Крамер здорово изменил интонацию и уже выглядел, как очень доброжелательный мужчина. Остальные в кабинете скривили лица до невозможности, никто и ожидать не мог, что фельдштрих сможет настолько неформально себя вести.
Элизабет молча закивала. Под ярким светом великолепно прорисовывались ее морщинки и даже проявлялись редкие седые волоски. Издержки профессии. До работы на должности директрисы она была очень робкой девушкой с низкой самооценкой, не могла ни единым словом кому-то возразить. Никто не мог подумать, что трудолюбивый учитель, который звезд с неба не хватал, по стечению обстоятельств попадет на место директрисы главной полицейской академии города. Предыдущий распорядитель ушел на пенсию и неожиданно назначил Элизабет на свое место, поэтому ей пришлось быстро становиться лидером. Некоторые, конечно, считали, что лидерами рождаются, но Элизабет – яркий пример того, как найдя в себе силы и уверенность, каждый может перевоплотиться в успешного руководителя. Она наработала инициативные качества, решительность, смелость и управленческие способности. Разве что забота об общем благе была присуща ей всегда. И при нынешнем директоре академия процветала, обогащалась и держала планку авторитета на самом высоком уровне.
– Во-первых, город с каждым днем расширяется всё больше и больше. Три новых района образовались только вчера, и туда уже пришлось отправить части, однако кадров недостаточно. У нас катастрофически не хватает обычных полицейских, и притом новообразованные районы не менее опасны, чем “Нокохама”, они могут быть подвержены нападениям лесных дикарей. Они с мелюзгой церемониться не будут, поэтому опытных спецназовцев, как я уже сказал, всегда посылали туда. Но, как вам, скорее всего, известно, к таким пограничным районам прикрепляются еще отряды полицейских для обеспечения охраны улиц. Пограничники же не будут этим заниматься, верно? Вдобавок, получается, курсанты второго, третьего и четвертого курсов достаточно обучены для обеспечения помощи спецназу в крайних случаях. Во-вторых, граница же порта ежедневно контролируется пограничниками, через них невозможно проскользнуть, первокурсникам ничего не угрожает.
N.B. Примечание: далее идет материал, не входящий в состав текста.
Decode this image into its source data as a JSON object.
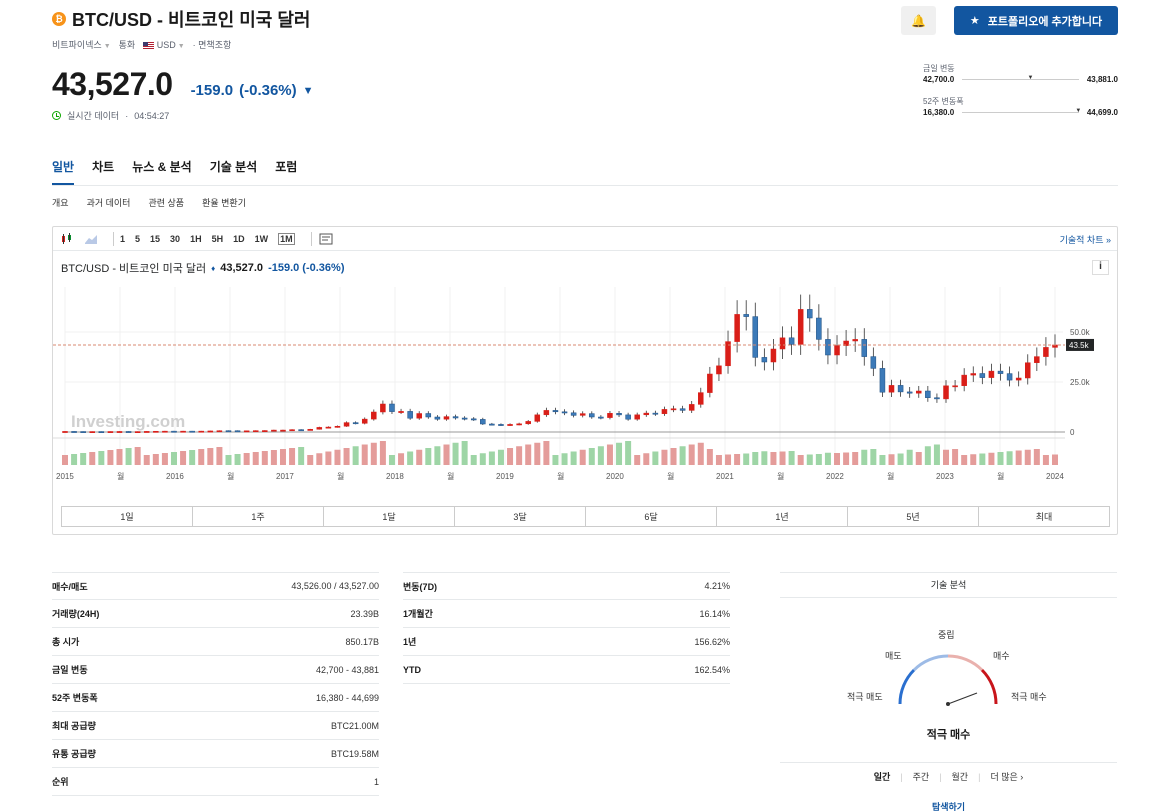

И в-третьих, хочу отметить тот факт, что государство не просто так собрало весь этот выпускающийся год и поместило в академию. Нам как можно быстрее нужны бойцы и, что самое важное, профессионалы. И таковыми они станут ближе к полевым условиям и при ощущении опасности. – Рассусоливал тип с внешностью крупного вампира.